2 - Retour au bercail - 1/3
Quand je m’éveillai, les animaux s’étaient approchés de moi. Je fus surprise par l’écureuil qui, juché sur mon ventre, me scrutait avec attention. Lorsqu’il vit mes yeux noirs ouverts, il s’enfuit en quelques bonds, mais resta à proximité. Celui-là, j’allais m’en faire un copain ! Je levai mon regard vers le ciel et remarquai le déclin du soleil.
Je devais rentrer si je ne voulais pas manquer le repas du soir : une heure de marche me séparait de la ferme et mon père était très pointilleux sur les horaires. Si je ne rentrais pas à temps, je ne mangerais pas. Je me levai donc, et pris le chemin de la maison, marchant sans ménager mon effort.
Quand je sortis du bois, le soleil couchant éclairait les champs en contre-jour avec une lumière si belle qu’elle paraissait surnaturelle. Je humai l’odeur des vaches qui paissaient paisiblement dans le pré, puis passai près de la ferme de la famille Orion, nos voisins les plus proches. Je remarquai Hugues, leur fils d’une quarantaine d’années, handicapé mental. Il me lorgnait, caché, selon lui, derrière la haie de leur maison. Aucun de ceux qui passaient sur la route n’échappait à son regard scrutateur, mais je crois que depuis que j’avais pris des formes féminines, il me reluquait particulièrement. Je ne le prenais pas mal, sachant qu’il n’avait pas toutes ses facultés mentales et considérant qu’il ne ferait de mal à personne.

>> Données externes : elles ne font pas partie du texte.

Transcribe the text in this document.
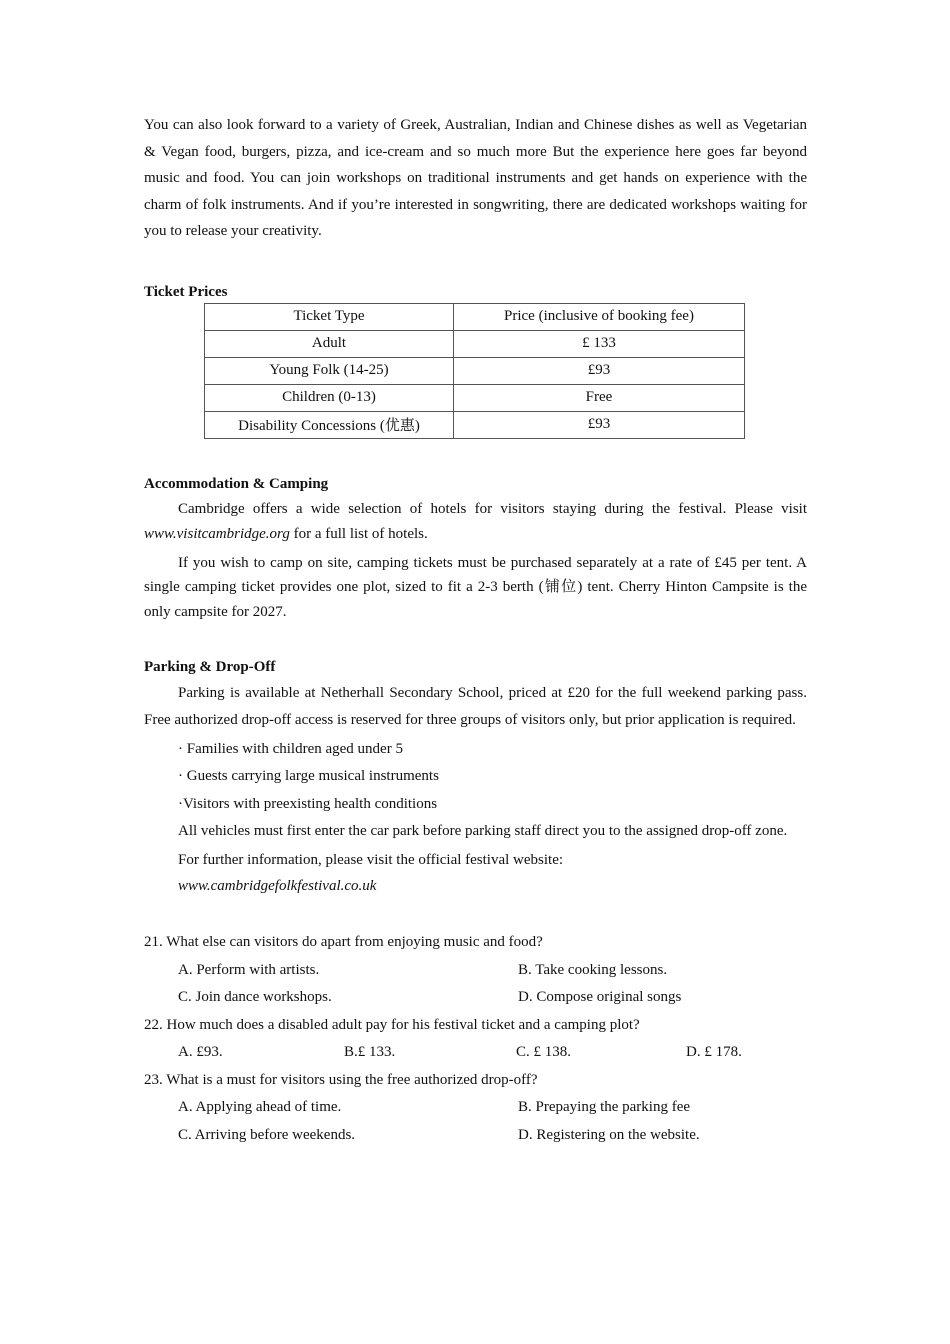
You can also look forward to a variety of Greek, Australian, Indian and Chinese dishes as well as Vegetarian & Vegan food, burgers, pizza, and ice-cream and so much more But the experience here goes far beyond music and food. You can join workshops on traditional instruments and get hands on experience with the charm of folk instruments. And if you’re interested in songwriting, there are dedicated workshops waiting for you to release your creativity.

Ticket Prices

Ticket Type	Price (inclusive of booking fee)
Adult	£ 133
Young Folk (14-25)	£93
Children (0-13)	Free
Disability Concessions (优惠)	£93

Accommodation & Camping

Cambridge offers a wide selection of hotels for visitors staying during the festival. Please visit www.visitcambridge.org for a full list of hotels.

If you wish to camp on site, camping tickets must be purchased separately at a rate of £45 per tent. A single camping ticket provides one plot, sized to fit a 2-3 berth (铺位) tent. Cherry Hinton Campsite is the only campsite for 2027.

Parking & Drop-Off

Parking is available at Netherhall Secondary School, priced at £20 for the full weekend parking pass. Free authorized drop-off access is reserved for three groups of visitors only, but prior application is required.

· Families with children aged under 5

· Guests carrying large musical instruments

·Visitors with preexisting health conditions

All vehicles must first enter the car park before parking staff direct you to the assigned drop-off zone.

For further information, please visit the official festival website:

www.cambridgefolkfestival.co.uk

21. What else can visitors do apart from enjoying music and food?

A. Perform with artists.	B. Take cooking lessons.
C. Join dance workshops.	D. Compose original songs

22. How much does a disabled adult pay for his festival ticket and a camping plot?

A. £93.	B.£ 133.	C. £ 138.	D. £ 178.

23. What is a must for visitors using the free authorized drop-off?

A. Applying ahead of time.	B. Prepaying the parking fee
C. Arriving before weekends.	D. Registering on the website.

La demeure familiale était alors en vue. Nous vivions dans la ferme de mon grand-père paternel, Bernard Maillard – Grand-papa comme je l’appelais affectueusement. Bûcheron à la retraite, il nous avait aimablement accueillis chez lui après la disparition subite de sa femme Jacqueline dont je ne savais presque rien sinon qu’elle était originaire d’Antalvay. Ce qui tend à prouver qu’il peut y avoir parfois entente entre les deux communes.

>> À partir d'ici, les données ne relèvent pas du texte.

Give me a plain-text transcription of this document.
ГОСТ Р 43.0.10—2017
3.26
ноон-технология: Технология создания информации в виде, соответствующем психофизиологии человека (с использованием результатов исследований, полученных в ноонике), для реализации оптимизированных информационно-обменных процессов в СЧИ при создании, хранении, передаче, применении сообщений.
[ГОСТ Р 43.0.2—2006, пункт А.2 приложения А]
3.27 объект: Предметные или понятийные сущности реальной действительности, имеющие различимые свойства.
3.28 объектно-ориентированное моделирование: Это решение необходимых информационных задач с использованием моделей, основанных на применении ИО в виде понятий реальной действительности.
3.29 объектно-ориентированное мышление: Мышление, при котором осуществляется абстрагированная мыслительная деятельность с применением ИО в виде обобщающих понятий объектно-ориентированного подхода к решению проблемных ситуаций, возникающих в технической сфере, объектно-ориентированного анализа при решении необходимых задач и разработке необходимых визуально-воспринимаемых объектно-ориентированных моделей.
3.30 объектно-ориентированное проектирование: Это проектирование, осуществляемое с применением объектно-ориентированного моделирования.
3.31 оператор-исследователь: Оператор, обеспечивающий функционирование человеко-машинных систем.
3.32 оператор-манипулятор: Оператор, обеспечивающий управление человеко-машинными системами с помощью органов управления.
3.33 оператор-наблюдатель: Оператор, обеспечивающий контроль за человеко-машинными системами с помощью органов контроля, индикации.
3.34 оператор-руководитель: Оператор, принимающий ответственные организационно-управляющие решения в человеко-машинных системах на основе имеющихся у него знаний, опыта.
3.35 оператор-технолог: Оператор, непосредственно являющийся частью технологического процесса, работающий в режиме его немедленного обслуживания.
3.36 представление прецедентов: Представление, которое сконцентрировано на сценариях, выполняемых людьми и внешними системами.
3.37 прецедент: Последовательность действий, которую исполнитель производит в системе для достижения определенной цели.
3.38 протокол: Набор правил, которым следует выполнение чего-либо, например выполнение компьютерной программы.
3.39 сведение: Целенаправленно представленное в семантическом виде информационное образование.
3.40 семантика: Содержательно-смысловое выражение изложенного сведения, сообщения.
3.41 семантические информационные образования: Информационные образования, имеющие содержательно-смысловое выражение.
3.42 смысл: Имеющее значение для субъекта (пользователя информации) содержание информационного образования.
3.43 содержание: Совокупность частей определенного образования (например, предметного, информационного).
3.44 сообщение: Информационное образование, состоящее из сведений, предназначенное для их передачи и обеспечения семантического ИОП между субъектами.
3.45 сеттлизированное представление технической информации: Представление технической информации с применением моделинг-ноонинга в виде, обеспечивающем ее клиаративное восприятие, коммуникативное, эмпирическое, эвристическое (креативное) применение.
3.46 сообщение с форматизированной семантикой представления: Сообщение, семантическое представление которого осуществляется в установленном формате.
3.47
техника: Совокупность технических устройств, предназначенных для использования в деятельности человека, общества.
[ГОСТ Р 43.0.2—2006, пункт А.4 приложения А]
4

Le tracteur de mon père était garé devant la grange, d’après les bruits qui en sortaient, il travaillait à l’intérieur.
Pascal Maillard, fils unique de son état, hérita du métier de bûcheron. Il entendait bien que mon frère Hugo ne fasse pas la même erreur et l’encourageait à trouver un métier plus lucratif, par exemple : travailler dans les finances. Force était de constater que l’idéal de mon père et celui de Grand-Papa différaient en tout point. L’ancien examinait avec soin la forêt pour déterminer lesquels étaient malades ou ceux dont la disparition permettrait à d’autres de croître harmonieusement. A contrario, le plus jeune cherchait à tirer le maximum de profit de la forêt, choisissant les plus beaux arbres pour les abattre.
Évitant avec soin une confrontation avec lui, je me rendis directement en direction du corps de ferme. Je me sentais fatiguée de la journée et l’envie me prit de me délasser. Je filai dans ma chambre pour me changer, mais ne remplaçai que le T-Shirt, jugeant mon short assez propre et enfilai mes savates à la va-vite avant de redescendre dans la cuisine pour aider ma mère à la préparation du repas. Une bonne odeur se répandait déjà dans la pièce. Ma mère, un vrai cordon bleu, faisait probablement griller des oignons.
Notre cuisine, dans un style résolument campagnard et rustique était la pièce à vivre de toute la famille. La première chose qui s’imposait au regard lorsque l’on franchissait la porte était cette table en chêne massif qui occupait le centre de la pièce et celui de nos repas. Il y avait ensuite le lourd tic-tac d’une imposante pendule si chère à Grand-Papa. Les nombreux meubles étaient tous en bois massif, et l’électroménager était tout à fait moderne, quasiment professionnel. Il y avait aussi une vaste cheminée.
Cet endroit était le domaine de ma mère qui, en bonne cuisinière organisée, voulait que tout soit en ordre : casseroles, marmites en tous genres, plats rangés par type d’utilisation… Habile décoratrice, elle avait disposé avec soin, quelques bibelots qui donnaient une âme à la pièce.
Vous devez vous dire qu’à l’époque du téléphone portable, cette cuisine avait l’air bien vieillotte. Eh bien, vous avez raison, mais c’était chez moi.